The Tokyo-based It’s Follies musical-theatre company has just been to Washington D.C. for the first time since 1988, when it played there during a six-city US tour with Izumi Taku’s musical “Utamaro” about the life of the famed “floating world” (ukiyo-e) painter and woodblock artist Kitagawa Utamaro (1753–1806).
This time, almost exactly 25 years after Taku’s death, the company he founded in 1977 was invited by the Freer and Arthur M. Sackler galleries — the Smithsonian Institution’s national museums of Asian art — to create and perform a condensed version of “Utamaro” to complement a special exhibition it was planning of works by the genius renowned for his portrayals of beautiful women and the “pleasure quarters” of old Edo (present-day Tokyo).
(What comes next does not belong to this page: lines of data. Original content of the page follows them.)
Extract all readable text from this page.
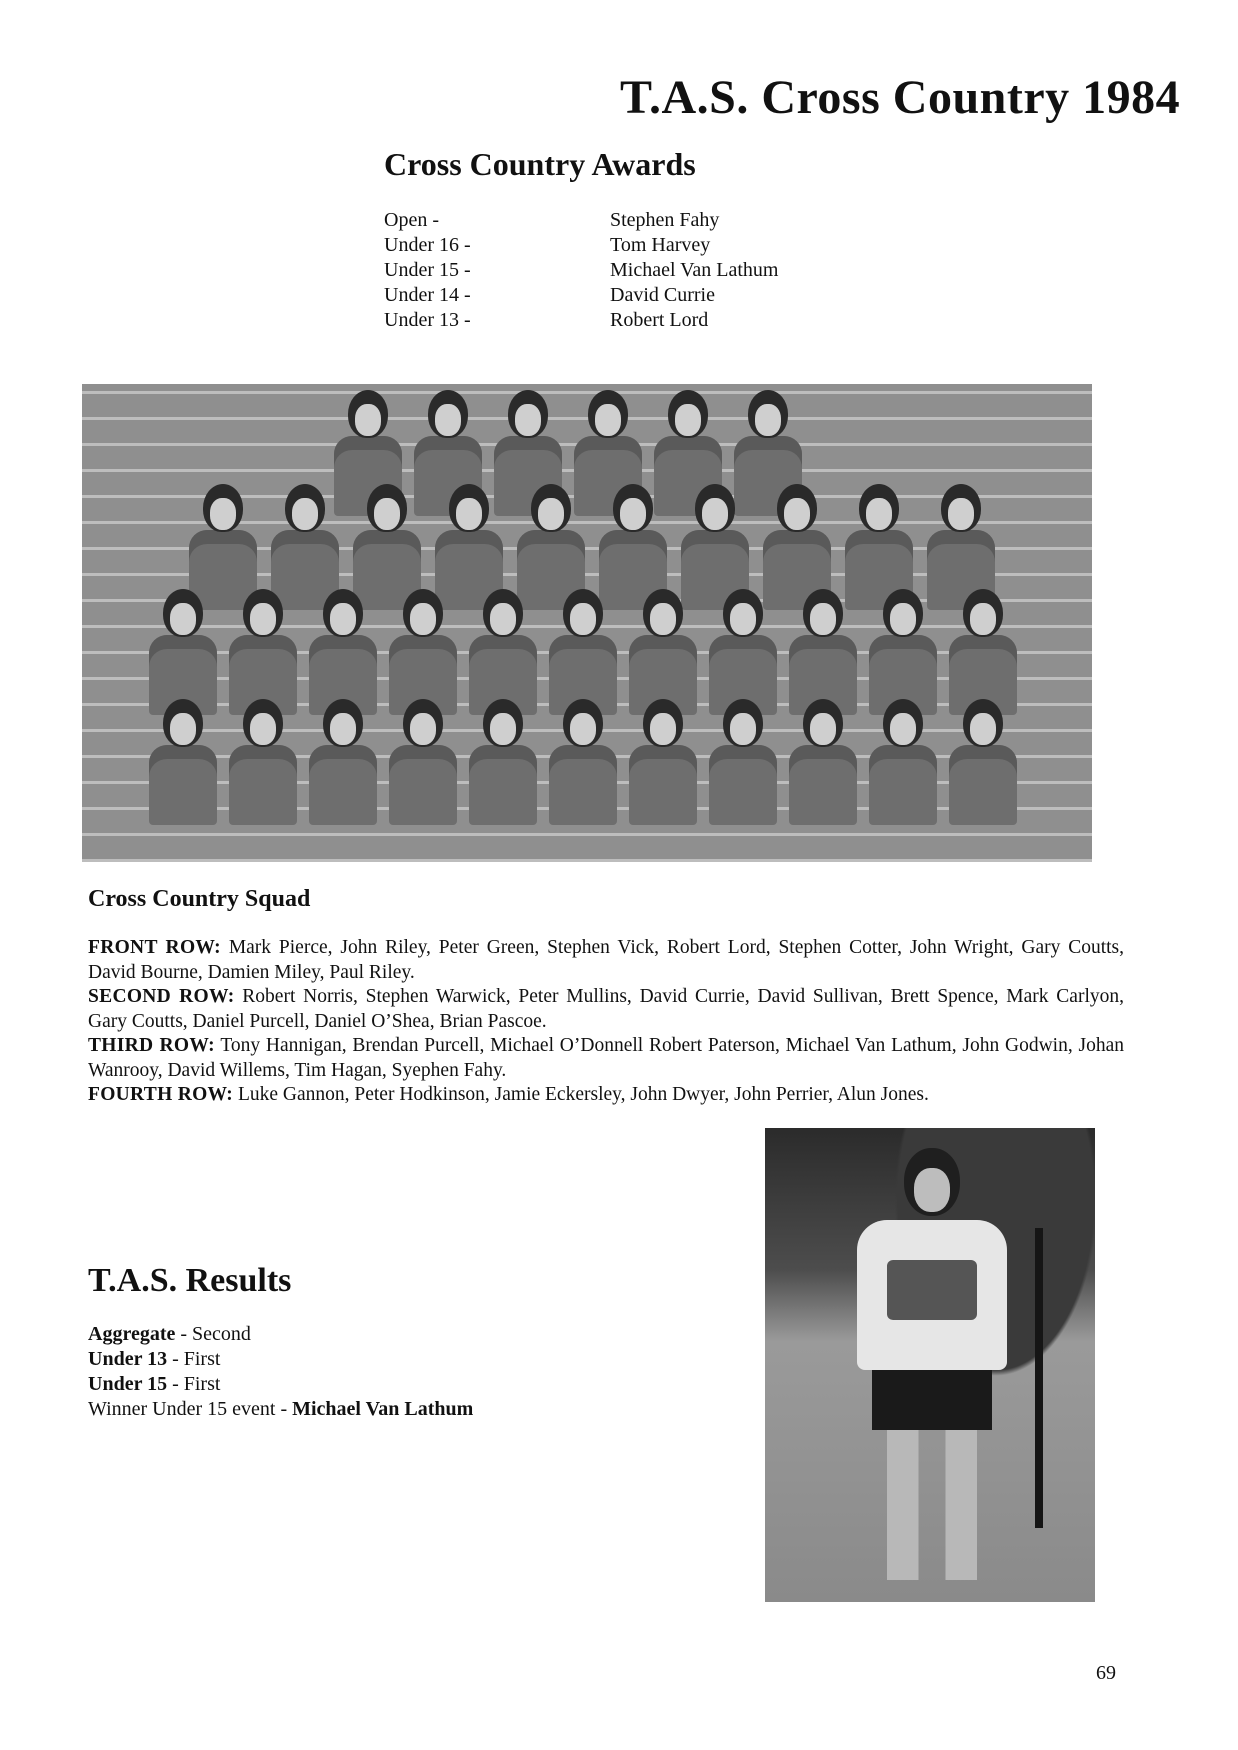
T.A.S. Cross Country 1984
Cross Country Awards
Open -
Under 16 -
Under 15 -
Under 14 -
Under 13 -
Stephen Fahy
Tom Harvey
Michael Van Lathum
David Currie
Robert Lord
Cross Country Squad

FRONT ROW: Mark Pierce, John Riley, Peter Green, Stephen Vick, Robert Lord, Stephen Cotter, John Wright, Gary Coutts, David Bourne, Damien Miley, Paul Riley.

SECOND ROW: Robert Norris, Stephen Warwick, Peter Mullins, David Currie, David Sullivan, Brett Spence, Mark Carlyon, Gary Coutts, Daniel Purcell, Daniel O’Shea, Brian Pascoe.

THIRD ROW: Tony Hannigan, Brendan Purcell, Michael O’Donnell Robert Paterson, Michael Van Lathum, John Godwin, Johan Wanrooy, David Willems, Tim Hagan, Syephen Fahy.

FOURTH ROW: Luke Gannon, Peter Hodkinson, Jamie Eckersley, John Dwyer, John Perrier, Alun Jones.

T.A.S. Results
Aggregate - Second
Under 13 - First
Under 15 - First
Winner Under 15 event - Michael Van Lathum
69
So, between June 30 and July 2, It’s Follies staged five performances of its brand-new show that features five songs selected from the original, and the cast in gorgeous kimono costumes.
The galleries’ specially-built, 60-seat auditorium was entirely full for every performance, though the numbers standing grew each time. Then by the end, people were also sitting on the steps to enjoy the show and soak up the atmosphere of Utamaro’s Edo that It’s Follies evoked.
Altogether, along with the beautiful, two-dimensional pictures on display, its live performance, powerful singing and witty jokes made a great finale to the culturally rich experience conjured up by the galleries.
After every performance, members of the audience made a long queue to take selfies or have friends take photos showing them with the five splendid young actors who’d put such beaming smiles on everyone’s faces. I’d be surprised if it’s another 29½ years before It’s Follies returns to the US of A.